The image he returns to is homely and sharp. A system trained on enough text learns that the rooster's crow and the sunrise go together, and can predict each from the other with great confidence. What it cannot do, from the correlations alone, is grasp that silencing the rooster will not hold back the dawn—that the arrow of causation points one way and not the other. A machine that has only ever seen the world cannot, on Pearl's account, climb to the rung where it can act on the world or imagine it counterfactually rewritten, and without those rungs there is no understanding worthy of the name, only an extraordinarily refined mimicry of its surface.

He has not had the last word, and the book will not pretend he does. Yann LeCun, one of the three gardeners who nursed neural networks through the winter, has argued that the ladder is climbable from the bottom up, that something like causal structure and a model of the world can emerge from prediction at sufficient scale—and the empirical question of whether it does or doesn't remains, at the time of this writing, genuinely open, contested rung by rung in conference papers that resolve nothing. The field is split, and the split runs exactly along the seam this whole history has traced: between those who believe that prediction, pushed far enough, becomes comprehension, and those who insist that the two were never the same thing and never will be.

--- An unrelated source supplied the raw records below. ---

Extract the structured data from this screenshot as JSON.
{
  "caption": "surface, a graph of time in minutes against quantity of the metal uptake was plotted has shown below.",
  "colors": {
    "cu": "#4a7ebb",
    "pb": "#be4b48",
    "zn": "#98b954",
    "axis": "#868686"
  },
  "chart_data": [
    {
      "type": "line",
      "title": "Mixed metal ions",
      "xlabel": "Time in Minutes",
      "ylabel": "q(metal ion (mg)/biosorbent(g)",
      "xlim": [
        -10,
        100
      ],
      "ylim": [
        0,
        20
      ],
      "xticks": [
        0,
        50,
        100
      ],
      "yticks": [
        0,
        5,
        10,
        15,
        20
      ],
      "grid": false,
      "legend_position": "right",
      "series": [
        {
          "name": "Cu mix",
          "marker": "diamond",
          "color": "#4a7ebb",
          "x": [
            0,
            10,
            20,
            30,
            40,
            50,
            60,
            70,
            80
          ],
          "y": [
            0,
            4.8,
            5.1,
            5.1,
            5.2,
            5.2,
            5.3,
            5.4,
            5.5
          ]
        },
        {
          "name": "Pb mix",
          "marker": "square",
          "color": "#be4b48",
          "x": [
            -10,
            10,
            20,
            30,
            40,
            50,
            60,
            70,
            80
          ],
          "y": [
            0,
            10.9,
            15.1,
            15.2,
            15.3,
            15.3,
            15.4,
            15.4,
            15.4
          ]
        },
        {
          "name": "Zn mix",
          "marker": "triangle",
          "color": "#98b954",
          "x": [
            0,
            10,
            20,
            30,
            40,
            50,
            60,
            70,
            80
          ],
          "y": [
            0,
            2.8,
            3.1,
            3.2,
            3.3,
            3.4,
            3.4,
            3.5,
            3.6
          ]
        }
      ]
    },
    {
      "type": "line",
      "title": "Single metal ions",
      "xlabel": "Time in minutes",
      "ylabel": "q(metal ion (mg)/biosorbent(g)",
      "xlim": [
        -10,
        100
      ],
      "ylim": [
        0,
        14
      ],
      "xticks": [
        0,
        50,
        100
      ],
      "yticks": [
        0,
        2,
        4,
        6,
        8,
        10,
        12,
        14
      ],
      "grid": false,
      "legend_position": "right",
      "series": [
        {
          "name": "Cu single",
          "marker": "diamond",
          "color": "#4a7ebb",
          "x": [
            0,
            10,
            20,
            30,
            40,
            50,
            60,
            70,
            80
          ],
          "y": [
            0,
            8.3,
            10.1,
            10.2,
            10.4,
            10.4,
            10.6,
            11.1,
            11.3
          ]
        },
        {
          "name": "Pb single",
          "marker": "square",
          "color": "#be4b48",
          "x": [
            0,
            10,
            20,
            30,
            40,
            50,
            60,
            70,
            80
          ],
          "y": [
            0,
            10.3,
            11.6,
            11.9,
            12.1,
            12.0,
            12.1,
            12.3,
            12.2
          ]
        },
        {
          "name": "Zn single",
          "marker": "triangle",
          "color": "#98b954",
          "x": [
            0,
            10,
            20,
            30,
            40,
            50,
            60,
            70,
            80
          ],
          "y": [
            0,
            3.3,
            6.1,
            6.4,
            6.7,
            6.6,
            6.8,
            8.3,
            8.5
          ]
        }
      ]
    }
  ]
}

So we end roughly where Turing began, having walked a very long way to get back. He set aside the question of whether machines can think because he judged it unanswerable, and offered a game in its place; the game has now been won, and the question is precisely as unanswered as he left it. The road that ran from Shannon's signal to a chatbot that can discuss its own existence led, in the end, to a machine that can answer almost anything you ask of it except the one question the entire journey was supposed to settle. Out on the sidelines, where he has stood the whole time, the old man who built the mathematics of cause and effect is still saying it, patiently, to anyone who will listen: that none of this is knowing why, that it is curve-fitting all the way down. He may be wrong. Nobody has yet proven that he is.